There is really no feeling in the world that can be worse than realizing you have just made an utter fool of yourself. I swear. This particular feeling is the one that will keep you "wincing" for decades. God damn! Must life be so hard? I mean its always better to realize this sooner than later, but still...it is annoying, cos perhaps you have been smiling a bit too much? sharing a bit too much? all of a sudden you realize you have fucked up...but you wanna know too...thats the worst part. Deep in your stomach, you feel it coming...you wanna puke...you can taste it in your mouth, but you still wanna know. So now you know, what you suspected...that perhaps, you have fucked up? Christ...I need a drink...

Monday, January 11, 2010

Happy New Year!

I love new beginings!

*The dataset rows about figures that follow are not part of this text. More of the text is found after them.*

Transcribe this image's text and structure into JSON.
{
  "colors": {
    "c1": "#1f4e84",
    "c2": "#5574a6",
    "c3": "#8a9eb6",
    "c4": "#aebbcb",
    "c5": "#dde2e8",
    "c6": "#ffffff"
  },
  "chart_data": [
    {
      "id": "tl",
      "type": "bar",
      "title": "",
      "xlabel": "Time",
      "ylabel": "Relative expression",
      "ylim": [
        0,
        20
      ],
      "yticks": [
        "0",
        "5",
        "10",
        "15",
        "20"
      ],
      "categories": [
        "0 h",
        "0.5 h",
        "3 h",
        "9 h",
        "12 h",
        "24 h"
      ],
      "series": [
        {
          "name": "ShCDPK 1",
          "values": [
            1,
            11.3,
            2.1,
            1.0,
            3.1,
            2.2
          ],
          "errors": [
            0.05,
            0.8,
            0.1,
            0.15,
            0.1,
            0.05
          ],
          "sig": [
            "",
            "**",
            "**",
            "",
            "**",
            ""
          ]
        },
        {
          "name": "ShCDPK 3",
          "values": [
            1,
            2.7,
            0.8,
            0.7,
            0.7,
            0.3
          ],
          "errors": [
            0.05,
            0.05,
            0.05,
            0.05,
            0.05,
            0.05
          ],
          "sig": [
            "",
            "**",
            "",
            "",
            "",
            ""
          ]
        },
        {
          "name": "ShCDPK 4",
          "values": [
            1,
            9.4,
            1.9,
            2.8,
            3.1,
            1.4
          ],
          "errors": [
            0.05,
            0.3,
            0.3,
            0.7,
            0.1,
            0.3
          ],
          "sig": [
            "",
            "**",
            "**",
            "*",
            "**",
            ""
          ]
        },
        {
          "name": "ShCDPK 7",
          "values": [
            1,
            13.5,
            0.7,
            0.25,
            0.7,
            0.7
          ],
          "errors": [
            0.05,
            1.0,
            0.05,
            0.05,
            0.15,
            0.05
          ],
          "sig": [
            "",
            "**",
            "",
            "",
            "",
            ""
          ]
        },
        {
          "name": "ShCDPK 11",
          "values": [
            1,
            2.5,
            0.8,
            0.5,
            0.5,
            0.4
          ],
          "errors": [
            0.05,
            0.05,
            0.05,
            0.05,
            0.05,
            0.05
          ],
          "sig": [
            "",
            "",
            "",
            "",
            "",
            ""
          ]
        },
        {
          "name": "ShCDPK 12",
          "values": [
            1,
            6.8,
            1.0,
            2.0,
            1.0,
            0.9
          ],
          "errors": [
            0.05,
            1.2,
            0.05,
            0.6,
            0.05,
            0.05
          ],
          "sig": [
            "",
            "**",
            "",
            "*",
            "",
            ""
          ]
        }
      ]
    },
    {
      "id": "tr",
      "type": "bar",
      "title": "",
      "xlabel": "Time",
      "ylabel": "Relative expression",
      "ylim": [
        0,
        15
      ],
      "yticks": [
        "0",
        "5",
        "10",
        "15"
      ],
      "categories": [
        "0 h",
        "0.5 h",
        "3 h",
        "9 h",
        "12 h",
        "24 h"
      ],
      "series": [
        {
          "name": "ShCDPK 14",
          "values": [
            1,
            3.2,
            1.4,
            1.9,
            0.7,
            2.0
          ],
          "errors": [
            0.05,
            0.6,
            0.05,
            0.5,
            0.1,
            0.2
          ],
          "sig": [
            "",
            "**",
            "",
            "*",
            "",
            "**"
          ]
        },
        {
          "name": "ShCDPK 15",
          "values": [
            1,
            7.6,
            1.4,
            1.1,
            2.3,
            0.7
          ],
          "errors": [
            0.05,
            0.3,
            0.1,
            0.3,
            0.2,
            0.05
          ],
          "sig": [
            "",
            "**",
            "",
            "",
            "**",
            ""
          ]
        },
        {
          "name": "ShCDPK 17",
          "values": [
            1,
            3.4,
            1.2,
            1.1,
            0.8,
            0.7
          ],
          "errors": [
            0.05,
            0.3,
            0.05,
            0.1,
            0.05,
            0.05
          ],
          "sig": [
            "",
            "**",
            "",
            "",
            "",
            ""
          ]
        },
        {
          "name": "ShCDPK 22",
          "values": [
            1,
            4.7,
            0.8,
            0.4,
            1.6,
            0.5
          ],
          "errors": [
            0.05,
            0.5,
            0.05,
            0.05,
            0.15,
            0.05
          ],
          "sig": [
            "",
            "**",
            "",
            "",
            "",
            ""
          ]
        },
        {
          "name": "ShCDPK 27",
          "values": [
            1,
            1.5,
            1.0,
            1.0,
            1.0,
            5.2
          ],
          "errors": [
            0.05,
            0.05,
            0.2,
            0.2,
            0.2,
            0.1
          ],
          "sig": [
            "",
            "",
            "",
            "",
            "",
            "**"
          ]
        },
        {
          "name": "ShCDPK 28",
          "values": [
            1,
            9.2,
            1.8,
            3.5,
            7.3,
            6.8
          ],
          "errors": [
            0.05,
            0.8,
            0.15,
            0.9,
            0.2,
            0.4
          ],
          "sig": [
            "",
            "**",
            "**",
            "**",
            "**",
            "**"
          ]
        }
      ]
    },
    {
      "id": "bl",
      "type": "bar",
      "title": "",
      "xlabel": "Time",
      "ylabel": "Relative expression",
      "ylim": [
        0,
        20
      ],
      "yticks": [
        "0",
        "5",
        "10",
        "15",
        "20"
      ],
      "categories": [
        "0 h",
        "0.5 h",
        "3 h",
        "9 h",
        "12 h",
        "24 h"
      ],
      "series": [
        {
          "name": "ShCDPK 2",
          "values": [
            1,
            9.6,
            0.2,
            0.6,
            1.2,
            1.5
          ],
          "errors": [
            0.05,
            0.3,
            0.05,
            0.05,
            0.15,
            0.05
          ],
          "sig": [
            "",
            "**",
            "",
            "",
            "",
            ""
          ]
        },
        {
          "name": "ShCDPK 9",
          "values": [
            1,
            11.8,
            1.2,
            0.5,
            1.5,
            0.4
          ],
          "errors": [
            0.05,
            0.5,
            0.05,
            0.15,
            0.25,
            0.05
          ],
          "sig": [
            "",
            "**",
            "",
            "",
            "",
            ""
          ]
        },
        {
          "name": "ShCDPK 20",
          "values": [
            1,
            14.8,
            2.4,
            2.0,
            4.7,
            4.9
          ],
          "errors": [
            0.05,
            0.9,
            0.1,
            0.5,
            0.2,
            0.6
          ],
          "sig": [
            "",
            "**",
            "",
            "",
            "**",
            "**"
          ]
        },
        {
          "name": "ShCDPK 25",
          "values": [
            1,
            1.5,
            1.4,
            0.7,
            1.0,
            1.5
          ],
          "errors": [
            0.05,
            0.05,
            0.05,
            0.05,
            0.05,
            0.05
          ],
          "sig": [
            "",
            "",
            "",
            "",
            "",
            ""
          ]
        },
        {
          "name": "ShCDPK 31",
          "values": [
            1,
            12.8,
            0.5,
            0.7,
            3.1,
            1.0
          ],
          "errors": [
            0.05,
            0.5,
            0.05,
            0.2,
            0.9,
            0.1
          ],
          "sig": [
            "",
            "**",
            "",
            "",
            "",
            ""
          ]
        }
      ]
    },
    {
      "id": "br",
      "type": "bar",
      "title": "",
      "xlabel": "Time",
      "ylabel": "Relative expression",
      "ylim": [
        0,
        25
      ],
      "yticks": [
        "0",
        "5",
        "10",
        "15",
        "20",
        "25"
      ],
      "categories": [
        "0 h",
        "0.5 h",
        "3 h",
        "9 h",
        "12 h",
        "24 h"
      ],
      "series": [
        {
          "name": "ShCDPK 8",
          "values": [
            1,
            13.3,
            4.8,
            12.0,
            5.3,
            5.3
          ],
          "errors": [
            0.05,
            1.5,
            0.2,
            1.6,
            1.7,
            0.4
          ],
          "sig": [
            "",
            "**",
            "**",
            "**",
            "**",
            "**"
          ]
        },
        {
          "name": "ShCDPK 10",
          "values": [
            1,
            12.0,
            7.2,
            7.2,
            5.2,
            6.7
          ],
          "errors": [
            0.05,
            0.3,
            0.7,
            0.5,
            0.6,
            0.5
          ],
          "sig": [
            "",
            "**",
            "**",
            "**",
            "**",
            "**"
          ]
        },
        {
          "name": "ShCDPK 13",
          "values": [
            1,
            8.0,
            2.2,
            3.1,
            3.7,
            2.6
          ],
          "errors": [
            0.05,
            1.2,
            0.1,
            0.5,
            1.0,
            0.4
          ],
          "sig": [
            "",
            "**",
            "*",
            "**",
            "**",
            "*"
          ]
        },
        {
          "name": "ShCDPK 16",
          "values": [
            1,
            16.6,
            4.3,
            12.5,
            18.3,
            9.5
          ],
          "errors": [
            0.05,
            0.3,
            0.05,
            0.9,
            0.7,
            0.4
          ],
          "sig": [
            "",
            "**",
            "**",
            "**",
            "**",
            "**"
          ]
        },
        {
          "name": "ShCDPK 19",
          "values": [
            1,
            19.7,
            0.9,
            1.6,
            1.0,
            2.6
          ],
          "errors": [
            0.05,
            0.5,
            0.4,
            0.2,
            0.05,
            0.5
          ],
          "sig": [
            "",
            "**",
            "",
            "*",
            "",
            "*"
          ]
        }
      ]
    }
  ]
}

We can all now just breathe a sign of relief and start all over! That's the miracle of time. You keep getting second chances for no apparent reason. Just because...

Round up of last year: I am super woman. I really have no idea how I pulled it all off. New jobs, new apartment, new everything. There is not much progress in my living conditions, I have to be honest. Believe it or not, my apartment is still as it was when I moved in. I have done absolutely nothing at all to make the place better. I never have the time. But...it is a brand new year and this year, I shall be better at planning and paying my bills...and taking vitamin C.

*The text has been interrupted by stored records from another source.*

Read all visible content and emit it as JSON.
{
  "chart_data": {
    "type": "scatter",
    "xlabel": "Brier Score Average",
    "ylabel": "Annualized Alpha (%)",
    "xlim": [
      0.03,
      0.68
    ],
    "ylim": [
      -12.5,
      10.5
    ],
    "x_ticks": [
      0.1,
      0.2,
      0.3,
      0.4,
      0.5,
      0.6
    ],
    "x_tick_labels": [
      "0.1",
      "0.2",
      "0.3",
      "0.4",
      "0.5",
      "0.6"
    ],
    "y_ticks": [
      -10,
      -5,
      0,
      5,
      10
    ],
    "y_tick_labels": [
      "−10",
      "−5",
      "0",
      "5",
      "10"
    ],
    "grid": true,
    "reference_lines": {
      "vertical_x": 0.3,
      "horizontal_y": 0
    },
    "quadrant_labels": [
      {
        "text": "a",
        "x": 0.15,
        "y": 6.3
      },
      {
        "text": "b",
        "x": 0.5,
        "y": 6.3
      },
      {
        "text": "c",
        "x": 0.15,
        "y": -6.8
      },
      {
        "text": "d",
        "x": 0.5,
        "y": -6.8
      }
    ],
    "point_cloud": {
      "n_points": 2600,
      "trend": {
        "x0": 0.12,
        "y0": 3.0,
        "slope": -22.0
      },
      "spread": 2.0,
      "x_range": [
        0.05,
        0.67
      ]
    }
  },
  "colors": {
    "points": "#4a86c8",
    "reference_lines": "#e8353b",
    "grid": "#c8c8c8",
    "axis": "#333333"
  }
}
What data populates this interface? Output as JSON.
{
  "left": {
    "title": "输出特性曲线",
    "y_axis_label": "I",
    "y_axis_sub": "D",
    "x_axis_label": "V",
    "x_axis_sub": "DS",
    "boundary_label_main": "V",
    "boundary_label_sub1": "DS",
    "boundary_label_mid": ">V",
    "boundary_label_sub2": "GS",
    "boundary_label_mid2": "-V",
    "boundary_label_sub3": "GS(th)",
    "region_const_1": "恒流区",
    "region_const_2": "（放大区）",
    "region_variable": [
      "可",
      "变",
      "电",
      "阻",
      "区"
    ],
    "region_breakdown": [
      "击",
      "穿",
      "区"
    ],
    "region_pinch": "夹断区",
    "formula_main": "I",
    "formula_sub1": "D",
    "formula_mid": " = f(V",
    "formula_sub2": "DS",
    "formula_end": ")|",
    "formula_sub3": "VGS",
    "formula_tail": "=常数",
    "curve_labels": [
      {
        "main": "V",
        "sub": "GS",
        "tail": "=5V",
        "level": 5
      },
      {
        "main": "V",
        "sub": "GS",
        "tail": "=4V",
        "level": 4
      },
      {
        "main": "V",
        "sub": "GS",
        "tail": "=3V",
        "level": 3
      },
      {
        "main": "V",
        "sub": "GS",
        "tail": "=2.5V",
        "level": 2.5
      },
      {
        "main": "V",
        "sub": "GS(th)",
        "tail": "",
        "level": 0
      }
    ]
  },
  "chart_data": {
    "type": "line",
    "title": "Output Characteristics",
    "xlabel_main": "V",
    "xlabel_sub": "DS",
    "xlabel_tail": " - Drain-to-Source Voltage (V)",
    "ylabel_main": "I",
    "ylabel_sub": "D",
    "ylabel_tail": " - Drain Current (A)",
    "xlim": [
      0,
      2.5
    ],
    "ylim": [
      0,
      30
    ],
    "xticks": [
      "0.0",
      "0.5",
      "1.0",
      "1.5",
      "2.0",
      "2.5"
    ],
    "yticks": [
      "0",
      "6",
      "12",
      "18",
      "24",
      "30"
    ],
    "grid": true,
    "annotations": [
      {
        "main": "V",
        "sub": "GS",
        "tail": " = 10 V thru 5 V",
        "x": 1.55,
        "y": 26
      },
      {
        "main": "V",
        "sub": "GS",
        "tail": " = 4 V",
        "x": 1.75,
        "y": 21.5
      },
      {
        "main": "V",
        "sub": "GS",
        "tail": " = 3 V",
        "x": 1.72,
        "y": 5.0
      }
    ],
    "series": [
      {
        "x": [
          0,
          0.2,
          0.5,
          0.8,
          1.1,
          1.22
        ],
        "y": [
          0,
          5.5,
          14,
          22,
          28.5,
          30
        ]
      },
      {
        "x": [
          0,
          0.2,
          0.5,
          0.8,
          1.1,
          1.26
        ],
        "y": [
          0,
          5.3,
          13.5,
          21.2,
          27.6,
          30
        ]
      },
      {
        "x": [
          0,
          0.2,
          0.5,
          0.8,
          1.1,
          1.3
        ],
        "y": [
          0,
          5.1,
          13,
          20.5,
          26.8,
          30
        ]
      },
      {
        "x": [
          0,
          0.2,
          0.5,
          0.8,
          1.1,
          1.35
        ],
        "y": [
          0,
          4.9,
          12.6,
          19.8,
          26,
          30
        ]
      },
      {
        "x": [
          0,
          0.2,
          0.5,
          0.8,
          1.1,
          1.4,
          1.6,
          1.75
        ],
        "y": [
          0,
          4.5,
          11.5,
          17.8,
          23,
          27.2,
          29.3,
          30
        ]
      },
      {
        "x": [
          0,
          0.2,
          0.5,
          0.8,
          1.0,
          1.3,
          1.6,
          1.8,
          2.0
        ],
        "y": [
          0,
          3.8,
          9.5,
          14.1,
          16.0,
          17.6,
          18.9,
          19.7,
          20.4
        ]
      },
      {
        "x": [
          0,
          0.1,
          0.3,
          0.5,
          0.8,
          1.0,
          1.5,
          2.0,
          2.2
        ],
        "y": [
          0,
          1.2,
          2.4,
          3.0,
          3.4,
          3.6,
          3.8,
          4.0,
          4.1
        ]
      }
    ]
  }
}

Writing: Feeling better about it, yeah, I know. I have a strange relationship with writing...sometimes I feel really good about it and sometimes I just can't write exactly what I want. I read books and think "but thats exactly what I wanted to say!" only somebody else found a way to write it better. It is a constant battle, I think. To be able to write the way you want. It takes a lot of time and practice... keep going through stuff over and over in your mind and hope the right sentence comes out.

Reading: Oh wow! So many good books I read last year but the one that left the most impression on my mind would have to be "the brief wondrous life of oscar wao" by Junot Diaz. Its really a good book. Interesting and full of so many details. Creatively though, I'd have to give it to Herta Muller's "The land of the green plums"...great, great, writing. Poetic and lovely. How can a translated book still be so good? Normally, things are often lost in translation, but this not this one. If anybody has not read these books...then, you have to.

Friends: Where dem dey? Just kidding! I have a couple of friends I keep in touch with but none that live where I live. So its mostly chatting, mail and phone calls. Even though it would be nice to have friends here as well, I am kinda used to it.

Job: I enjoy my job. It gives me a very warm feeling, and I don't feel useless on planet earth.

Melancholy moments: Not so bad actually. I think I will always have such moments in my life but I doubt if they will overshadow my happy moments. I have come to terms with that fact.I doubt if there is anything that can be done about it short of going on prozac!


Health: I need to get back to the gym! All this eating in the night is really not good for me....but now its 8:00 pm and I feel like eating an omelette!

Hobbies: I need to find other hobbies apart from "reading and writing". I mean, "reading and writing" means I am basically boring. I just sit at home doing one or the other. I should be more fun! Perhaps I should take up painting? But I can't paint. I think I 'll try bowling. I tried it during the hols but I totally sucked...I could improve...yeah, bowling seems like a good idea...


Men: They exist, I am told.


I wish you all a very good year. May we all have lots of love, beauty, harmony and peace in our lives this year.